Multi-disciplinary artist Golboo Amani is best known for her performance and social practice works. Amani utilizes familiar social engagements and patterns of performativity as ready-made sites for aesthetic intervention and critical engagement. Amani’s work often addresses the conditions of knowledge production that render epistemic violence as invisible, insignificant and benign. Much of their work focuses on interventions or alternatives to formal sites of pedagogy to include forms, contexts and content normally excluded from institutionalized knowledge production. Their work has been shown nationally and internationally in venues including the Toronto Biennial of Art, Art Gallery of York University, Creative Time Summit, Art Gallery of Ontario, Articule, XPACE Artist-Run Centre, Encuentro: Hemispheric Institute, Union Gallery, Blackwood Gallery, Rhubarb Festival, FADO Emerging Artist Series, TRANSMUTED International Festival of Performance Art (Mexico City), 221A Artist-Run Centre, and the LIVE Biennial of Performance Art.

The Scream: A 1-Minute Expression of Eco-Anxiety

September 19, 2019

In advance of the Global Climate Strike, Greenwood invited students to express their eco-anxieties through a minute-long opportunity to scream. Greenwood UTM hosted four Scream sessions—one at noon each day from September 16-19 to ensure that as many staff members and students as possible would be able to participate. The act of screaming both relieves the tension of our collective eco-anxiety, but also materializes the voice of the student body, so that it can be heard by the entirety of UTM, demanding change and pushing for more green initiatives on campus. The minute-long scream was held alongside the Blackwood Gallery’s banner-making workshop station, as well as their letter-writing station supporting students in contacting local politicians and leaders for environmental action.

The Trashion Show ‘19

March 15, 2019

Alongside the UTMSU, ZeroWaste UTM, UTM Creatives for a Change and Style & Profyle, Greenwood UTM co-hosted this collaborative event promoting sustainability through fashion. The first ever annual Trashion Show called for artists and designers to submit their sustainability- and environmentally-themed work. The event drew crowds, with artists, guests, models, and judges filling the UTM’s Blind Duck Pub. Sustainable designs and artwork were judged. Justine Lyn and Chelsea Dalton were awarded first and second place respectively for their designs, and Mira Szuberwood and Laura Colacci were awarded first and second place respectively for their artwork.

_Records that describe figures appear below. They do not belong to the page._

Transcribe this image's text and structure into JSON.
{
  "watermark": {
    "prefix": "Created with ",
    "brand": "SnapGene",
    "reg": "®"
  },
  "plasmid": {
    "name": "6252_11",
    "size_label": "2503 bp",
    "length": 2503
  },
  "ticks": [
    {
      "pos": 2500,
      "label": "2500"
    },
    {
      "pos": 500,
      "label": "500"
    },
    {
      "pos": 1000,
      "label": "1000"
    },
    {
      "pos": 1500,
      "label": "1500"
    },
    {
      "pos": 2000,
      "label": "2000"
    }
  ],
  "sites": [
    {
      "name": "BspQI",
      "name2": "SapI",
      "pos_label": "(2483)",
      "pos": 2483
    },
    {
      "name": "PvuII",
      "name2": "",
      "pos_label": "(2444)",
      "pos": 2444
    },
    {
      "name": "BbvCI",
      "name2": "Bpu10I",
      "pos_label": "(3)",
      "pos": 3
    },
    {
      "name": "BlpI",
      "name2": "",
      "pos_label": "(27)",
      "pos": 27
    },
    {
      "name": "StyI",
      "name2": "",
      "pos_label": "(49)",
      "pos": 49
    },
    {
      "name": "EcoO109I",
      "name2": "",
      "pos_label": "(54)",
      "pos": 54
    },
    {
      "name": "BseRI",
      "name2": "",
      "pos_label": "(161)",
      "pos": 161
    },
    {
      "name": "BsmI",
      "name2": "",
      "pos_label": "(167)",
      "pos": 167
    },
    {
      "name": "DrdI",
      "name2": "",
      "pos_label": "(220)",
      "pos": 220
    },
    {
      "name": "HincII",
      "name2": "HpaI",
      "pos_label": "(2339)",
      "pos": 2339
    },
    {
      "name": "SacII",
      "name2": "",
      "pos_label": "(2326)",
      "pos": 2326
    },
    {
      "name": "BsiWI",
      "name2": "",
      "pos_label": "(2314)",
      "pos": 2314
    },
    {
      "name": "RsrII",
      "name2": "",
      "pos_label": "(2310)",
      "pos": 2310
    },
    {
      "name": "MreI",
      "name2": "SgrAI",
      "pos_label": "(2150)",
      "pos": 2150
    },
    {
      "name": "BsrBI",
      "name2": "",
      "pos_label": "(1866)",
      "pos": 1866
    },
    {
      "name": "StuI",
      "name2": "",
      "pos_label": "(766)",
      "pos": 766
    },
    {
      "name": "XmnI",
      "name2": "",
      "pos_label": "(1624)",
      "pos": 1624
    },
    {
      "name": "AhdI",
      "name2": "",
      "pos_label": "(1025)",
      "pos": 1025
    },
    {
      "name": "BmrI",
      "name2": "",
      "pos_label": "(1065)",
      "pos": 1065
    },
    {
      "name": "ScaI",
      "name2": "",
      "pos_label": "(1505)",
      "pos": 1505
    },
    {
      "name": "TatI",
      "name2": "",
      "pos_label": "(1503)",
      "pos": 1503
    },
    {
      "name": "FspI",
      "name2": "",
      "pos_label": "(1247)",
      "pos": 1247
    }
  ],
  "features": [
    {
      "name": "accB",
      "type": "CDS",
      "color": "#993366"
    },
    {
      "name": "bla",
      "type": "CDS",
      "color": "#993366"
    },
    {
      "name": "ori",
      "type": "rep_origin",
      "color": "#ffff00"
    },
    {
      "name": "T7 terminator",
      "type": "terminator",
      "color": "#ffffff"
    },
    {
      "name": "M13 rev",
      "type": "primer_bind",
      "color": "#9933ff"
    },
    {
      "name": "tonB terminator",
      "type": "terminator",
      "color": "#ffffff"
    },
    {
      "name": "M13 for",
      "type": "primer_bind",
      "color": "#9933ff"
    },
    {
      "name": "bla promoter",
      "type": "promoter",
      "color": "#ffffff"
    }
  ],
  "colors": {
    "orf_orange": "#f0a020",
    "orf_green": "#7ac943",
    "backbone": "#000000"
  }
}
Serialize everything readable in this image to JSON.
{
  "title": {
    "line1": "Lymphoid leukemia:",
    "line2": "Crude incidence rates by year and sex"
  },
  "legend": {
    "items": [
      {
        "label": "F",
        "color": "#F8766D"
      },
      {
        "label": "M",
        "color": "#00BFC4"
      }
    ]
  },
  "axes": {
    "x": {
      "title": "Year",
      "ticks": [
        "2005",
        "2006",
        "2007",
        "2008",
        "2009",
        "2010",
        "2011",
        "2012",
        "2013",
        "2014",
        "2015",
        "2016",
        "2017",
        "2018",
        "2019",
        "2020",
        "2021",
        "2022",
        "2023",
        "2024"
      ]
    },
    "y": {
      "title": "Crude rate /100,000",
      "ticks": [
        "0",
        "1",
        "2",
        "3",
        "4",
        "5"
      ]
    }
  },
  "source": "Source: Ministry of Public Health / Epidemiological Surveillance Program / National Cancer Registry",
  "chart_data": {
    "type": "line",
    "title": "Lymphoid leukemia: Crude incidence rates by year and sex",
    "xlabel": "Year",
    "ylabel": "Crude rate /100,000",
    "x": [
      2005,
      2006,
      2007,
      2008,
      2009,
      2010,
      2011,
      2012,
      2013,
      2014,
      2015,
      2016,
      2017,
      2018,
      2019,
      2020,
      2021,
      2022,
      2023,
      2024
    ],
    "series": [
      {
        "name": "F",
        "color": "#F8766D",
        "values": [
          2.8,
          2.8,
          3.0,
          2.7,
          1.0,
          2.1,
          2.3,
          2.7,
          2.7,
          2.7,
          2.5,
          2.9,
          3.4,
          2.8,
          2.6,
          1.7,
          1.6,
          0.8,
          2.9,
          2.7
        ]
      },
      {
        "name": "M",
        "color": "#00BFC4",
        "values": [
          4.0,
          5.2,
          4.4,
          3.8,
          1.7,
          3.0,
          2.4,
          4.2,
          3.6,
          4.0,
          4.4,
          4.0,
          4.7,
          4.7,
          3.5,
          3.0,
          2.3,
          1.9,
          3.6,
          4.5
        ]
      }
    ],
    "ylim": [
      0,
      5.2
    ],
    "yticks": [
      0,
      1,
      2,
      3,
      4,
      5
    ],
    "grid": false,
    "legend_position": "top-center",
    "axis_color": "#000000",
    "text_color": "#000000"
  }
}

Green Space: Seeding Change at UTM

March 8, 2019

As their debut event, Greenwood UTM hosted Green Space: Seeding Change at UTM, an environmental fair with the purpose of creating conversation around the global climate crisis all while fostering conversation with the UTM student body on what we can do on campus to live more sustainably. This event included booths by Free the Children at UTM, Zero Waste UTM, and The Riverwood Conservancy, and various activities promoting sustainability, including clothing swaps, the creation of a Greenwood UTM trash installation, and a sustainability-themed campus-wide scavenger hunt. Green Space: Seeding Change at UTM took place in the CCT Atrium (UTM) on March 8, 2019.